A fonte dos recursos destinados à catedral logo foi revelada, e na sequência surgiram críticas de diversas naturezas: suposto oportunismo dos doadores, o montante poderia ser destinado para outros fins etc. Para evitar repercussões negativas, muitos filantropos acabam atuando no anonimato, e por aí entende-se a discrição que é praxe no segmento. Anand Giridharadas, autor do livro Winners Take All: The Elite Charade of Changing the World (não publicado no Brasil), considera esse debate saudável e necessário. “Não é hostilidade gratuita dos críticos”, disse Giridharadas, por ocasião do incêndio. “É simplesmente uma dose de ceticismo em relação a essa forma de exercer o poder.”

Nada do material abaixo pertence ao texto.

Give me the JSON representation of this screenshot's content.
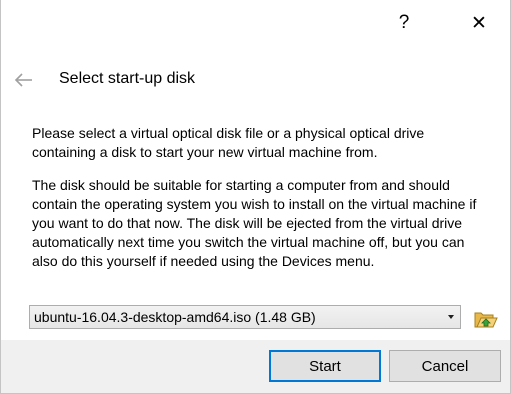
{
  "titlebar": {
    "help_label": "?",
    "close_label": "✕"
  },
  "header": {
    "back_icon": "back-arrow-icon",
    "title": "Select start-up disk"
  },
  "body": {
    "paragraph1": "Please select a virtual optical disk file or a physical optical drive containing a disk to start your new virtual machine from.",
    "paragraph2": "The disk should be suitable for starting a computer from and should contain the operating system you wish to install on the virtual machine if you want to do that now. The disk will be ejected from the virtual drive automatically next time you switch the virtual machine off, but you can also do this yourself if needed using the Devices menu."
  },
  "disk_selector": {
    "selected_value": "ubuntu-16.04.3-desktop-amd64.iso (1.48 GB)",
    "browse_icon": "folder-open-icon"
  },
  "buttons": {
    "start_label": "Start",
    "cancel_label": "Cancel"
  },
  "colors": {
    "accent": "#0078d7",
    "button_bar": "#f0f0f0",
    "button_face": "#e1e1e1"
  }
}
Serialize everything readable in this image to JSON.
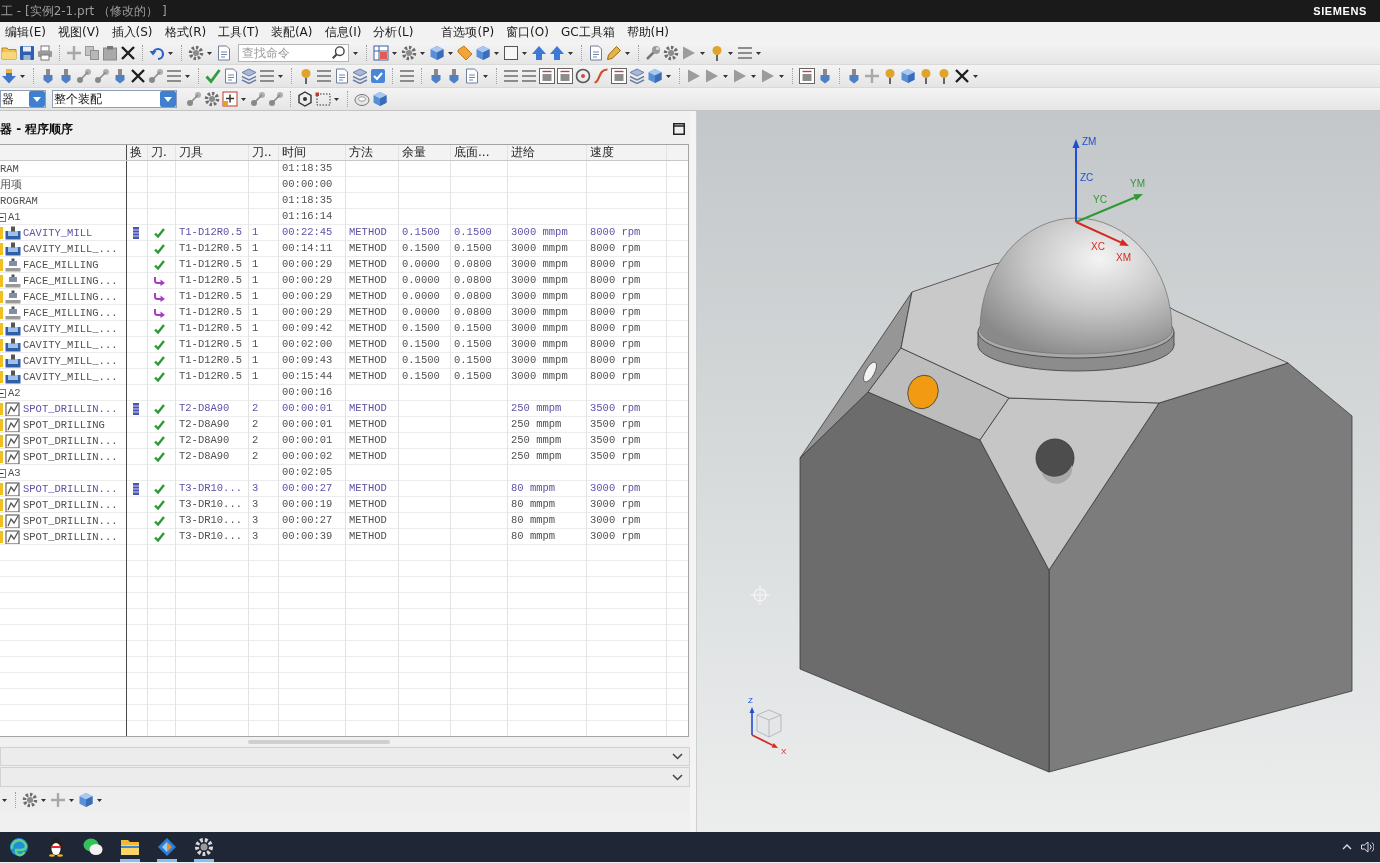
{
  "title_bar": {
    "title": "工 - [实例2-1.prt （修改的） ]",
    "brand": "SIEMENS"
  },
  "menu_bar": {
    "items": [
      "编辑(E)",
      "视图(V)",
      "插入(S)",
      "格式(R)",
      "工具(T)",
      "装配(A)",
      "信息(I)",
      "分析(L)",
      "首选项(P)",
      "窗口(O)",
      "GC工具箱",
      "帮助(H)"
    ]
  },
  "toolbar": {
    "search": {
      "placeholder": "查找命令"
    },
    "filter_dropdown": {
      "value": "器"
    },
    "scope_dropdown": {
      "value": "整个装配"
    }
  },
  "navigator": {
    "title": "器 - 程序顺序",
    "columns": [
      "换",
      "刀.",
      "刀具",
      "刀..",
      "时间",
      "方法",
      "余量",
      "底面...",
      "进给",
      "速度"
    ],
    "rows": [
      {
        "column_1": "RAM",
        "kind": "program",
        "time": "01:18:35",
        "children": [
          {
            "column_1": "用项",
            "kind": "program",
            "time": "00:00:00"
          },
          {
            "column_1": "ROGRAM",
            "kind": "program",
            "time": "01:18:35",
            "children": [
              {
                "column_1": "A1",
                "kind": "group",
                "expanded": true,
                "time": "01:16:14",
                "children": [
                  {
                    "column_1": "CAVITY_MILL",
                    "kind": "cavity_mill",
                    "tool_change": true,
                    "column_3_ok": true,
                    "tool": "T1-D12R0.5",
                    "column_5": "1",
                    "time": "00:22:45",
                    "method": "METHOD",
                    "stock": "0.1500",
                    "column_9": "0.1500",
                    "feed": "3000 mmpm",
                    "speed": "8000 rpm"
                  },
                  {
                    "column_1": "CAVITY_MILL_...",
                    "kind": "cavity_mill",
                    "tool_change": false,
                    "column_3_ok": true,
                    "tool": "T1-D12R0.5",
                    "column_5": "1",
                    "time": "00:14:11",
                    "method": "METHOD",
                    "stock": "0.1500",
                    "column_9": "0.1500",
                    "feed": "3000 mmpm",
                    "speed": "8000 rpm"
                  },
                  {
                    "column_1": "FACE_MILLING",
                    "kind": "face_milling",
                    "tool_change": false,
                    "column_3_ok": true,
                    "tool": "T1-D12R0.5",
                    "column_5": "1",
                    "time": "00:00:29",
                    "method": "METHOD",
                    "stock": "0.0000",
                    "column_9": "0.0800",
                    "feed": "3000 mmpm",
                    "speed": "8000 rpm"
                  },
                  {
                    "column_1": "FACE_MILLING...",
                    "kind": "face_milling",
                    "tool_change": false,
                    "column_3_ok": false,
                    "tool": "T1-D12R0.5",
                    "column_5": "1",
                    "time": "00:00:29",
                    "method": "METHOD",
                    "stock": "0.0000",
                    "column_9": "0.0800",
                    "feed": "3000 mmpm",
                    "speed": "8000 rpm"
                  },
                  {
                    "column_1": "FACE_MILLING...",
                    "kind": "face_milling",
                    "tool_change": false,
                    "column_3_ok": false,
                    "tool": "T1-D12R0.5",
                    "column_5": "1",
                    "time": "00:00:29",
                    "method": "METHOD",
                    "stock": "0.0000",
                    "column_9": "0.0800",
                    "feed": "3000 mmpm",
                    "speed": "8000 rpm"
                  },
                  {
                    "column_1": "FACE_MILLING...",
                    "kind": "face_milling",
                    "tool_change": false,
                    "column_3_ok": false,
                    "tool": "T1-D12R0.5",
                    "column_5": "1",
                    "time": "00:00:29",
                    "method": "METHOD",
                    "stock": "0.0000",
                    "column_9": "0.0800",
                    "feed": "3000 mmpm",
                    "speed": "8000 rpm"
                  },
                  {
                    "column_1": "CAVITY_MILL_...",
                    "kind": "cavity_mill",
                    "tool_change": false,
                    "column_3_ok": true,
                    "tool": "T1-D12R0.5",
                    "column_5": "1",
                    "time": "00:09:42",
                    "method": "METHOD",
                    "stock": "0.1500",
                    "column_9": "0.1500",
                    "feed": "3000 mmpm",
                    "speed": "8000 rpm"
                  },
                  {
                    "column_1": "CAVITY_MILL_...",
                    "kind": "cavity_mill",
                    "tool_change": false,
                    "column_3_ok": true,
                    "tool": "T1-D12R0.5",
                    "column_5": "1",
                    "time": "00:02:00",
                    "method": "METHOD",
                    "stock": "0.1500",
                    "column_9": "0.1500",
                    "feed": "3000 mmpm",
                    "speed": "8000 rpm"
                  },
                  {
                    "column_1": "CAVITY_MILL_...",
                    "kind": "cavity_mill",
                    "tool_change": false,
                    "column_3_ok": true,
                    "tool": "T1-D12R0.5",
                    "column_5": "1",
                    "time": "00:09:43",
                    "method": "METHOD",
                    "stock": "0.1500",
                    "column_9": "0.1500",
                    "feed": "3000 mmpm",
                    "speed": "8000 rpm"
                  },
                  {
                    "column_1": "CAVITY_MILL_...",
                    "kind": "cavity_mill",
                    "tool_change": false,
                    "column_3_ok": true,
                    "tool": "T1-D12R0.5",
                    "column_5": "1",
                    "time": "00:15:44",
                    "method": "METHOD",
                    "stock": "0.1500",
                    "column_9": "0.1500",
                    "feed": "3000 mmpm",
                    "speed": "8000 rpm"
                  }
                ]
              },
              {
                "column_1": "A2",
                "kind": "group",
                "expanded": true,
                "time": "00:00:16",
                "children": [
                  {
                    "column_1": "SPOT_DRILLIN...",
                    "kind": "spot_drilling",
                    "tool_change": true,
                    "column_3_ok": true,
                    "tool": "T2-D8A90",
                    "column_5": "2",
                    "time": "00:00:01",
                    "method": "METHOD",
                    "feed": "250 mmpm",
                    "speed": "3500 rpm"
                  },
                  {
                    "column_1": "SPOT_DRILLING",
                    "kind": "spot_drilling",
                    "tool_change": false,
                    "column_3_ok": true,
                    "tool": "T2-D8A90",
                    "column_5": "2",
                    "time": "00:00:01",
                    "method": "METHOD",
                    "feed": "250 mmpm",
                    "speed": "3500 rpm"
                  },
                  {
                    "column_1": "SPOT_DRILLIN...",
                    "kind": "spot_drilling",
                    "tool_change": false,
                    "column_3_ok": true,
                    "tool": "T2-D8A90",
                    "column_5": "2",
                    "time": "00:00:01",
                    "method": "METHOD",
                    "feed": "250 mmpm",
                    "speed": "3500 rpm"
                  },
                  {
                    "column_1": "SPOT_DRILLIN...",
                    "kind": "spot_drilling",
                    "tool_change": false,
                    "column_3_ok": true,
                    "tool": "T2-D8A90",
                    "column_5": "2",
                    "time": "00:00:02",
                    "method": "METHOD",
                    "feed": "250 mmpm",
                    "speed": "3500 rpm"
                  }
                ]
              },
              {
                "column_1": "A3",
                "kind": "group",
                "expanded": true,
                "time": "00:02:05",
                "children": [
                  {
                    "column_1": "SPOT_DRILLIN...",
                    "kind": "spot_drilling",
                    "tool_change": true,
                    "column_3_ok": true,
                    "tool": "T3-DR10...",
                    "column_5": "3",
                    "time": "00:00:27",
                    "method": "METHOD",
                    "feed": "80 mmpm",
                    "speed": "3000 rpm"
                  },
                  {
                    "column_1": "SPOT_DRILLIN...",
                    "kind": "spot_drilling",
                    "tool_change": false,
                    "column_3_ok": true,
                    "tool": "T3-DR10...",
                    "column_5": "3",
                    "time": "00:00:19",
                    "method": "METHOD",
                    "feed": "80 mmpm",
                    "speed": "3000 rpm"
                  },
                  {
                    "column_1": "SPOT_DRILLIN...",
                    "kind": "spot_drilling",
                    "tool_change": false,
                    "column_3_ok": true,
                    "tool": "T3-DR10...",
                    "column_5": "3",
                    "time": "00:00:27",
                    "method": "METHOD",
                    "feed": "80 mmpm",
                    "speed": "3000 rpm"
                  },
                  {
                    "column_1": "SPOT_DRILLIN...",
                    "kind": "spot_drilling",
                    "tool_change": false,
                    "column_3_ok": true,
                    "tool": "T3-DR10...",
                    "column_5": "3",
                    "time": "00:00:39",
                    "method": "METHOD",
                    "feed": "80 mmpm",
                    "speed": "3000 rpm"
                  }
                ]
              }
            ]
          }
        ]
      }
    ]
  },
  "view": {
    "wcs_axes": [
      {
        "kind": "z",
        "labels": [
          "ZM",
          "ZC"
        ]
      },
      {
        "kind": "y",
        "labels": [
          "YC",
          "YM"
        ]
      },
      {
        "kind": "x",
        "labels": [
          "XC",
          "XM"
        ]
      }
    ],
    "triad_axes": [
      {
        "kind": "z",
        "label": "Z"
      },
      {
        "kind": "x",
        "label": "X"
      }
    ]
  },
  "taskbar": {
    "apps": [
      {
        "kind": "browser",
        "running": false
      },
      {
        "kind": "penguin",
        "running": false
      },
      {
        "kind": "chat",
        "running": false
      },
      {
        "kind": "folder",
        "running": true
      },
      {
        "kind": "cad",
        "running": true
      },
      {
        "kind": "utility",
        "running": true
      }
    ]
  }
}
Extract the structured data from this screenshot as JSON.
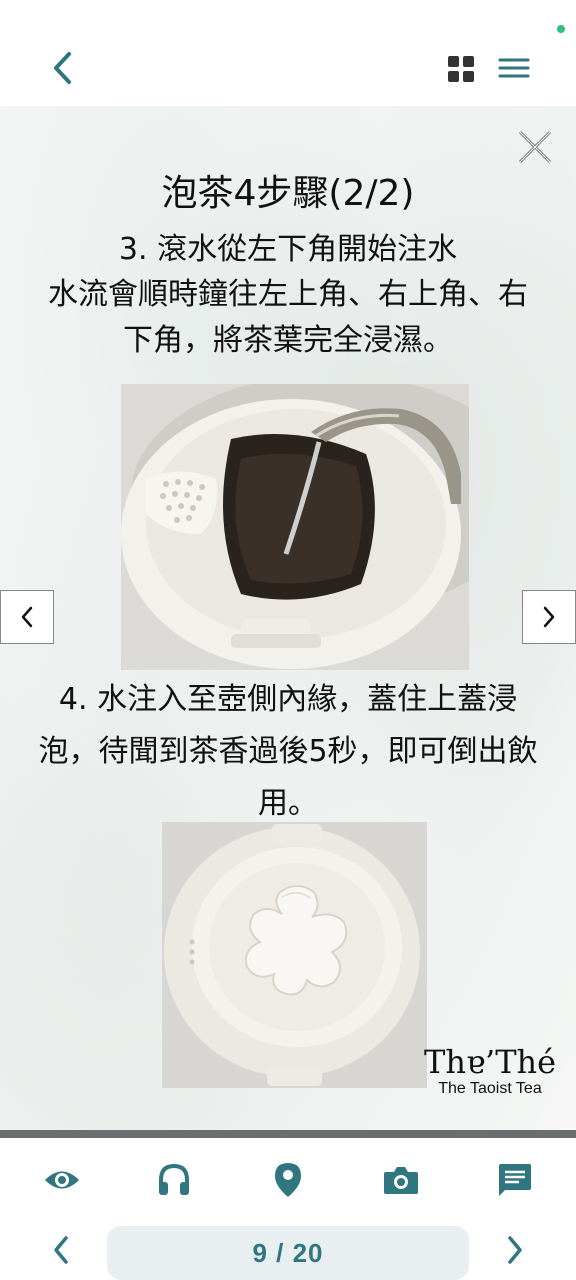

Curiosamente, a cerimônia de entrega do Prêmio Rolex deste ano aconteceu em Washington, uma cidade que transpira filantropia. A capital americana abriga dezenas de museus, boa parte com entrada gratuita e construída com fundos privados. Ao entrar no Museu de História Americana ou no Museu de História Natural, pertencentes ao Smithsonian Institution, por exemplo, é possível ver em cada galeria os nomes das famílias doadoras — a começar por James Smithson, que deixou seu patrimônio ao governo americano para a criação de um centro de difusão de conhecimento, no início do século 19. Ele cumpria assim, sem saber, um ensinamento de Warren Buffett, grande filantropo da atualidade: “Se você está entre o 1% com mais sorte da humanidade, deve ao mundo pensar nos outros 99%”.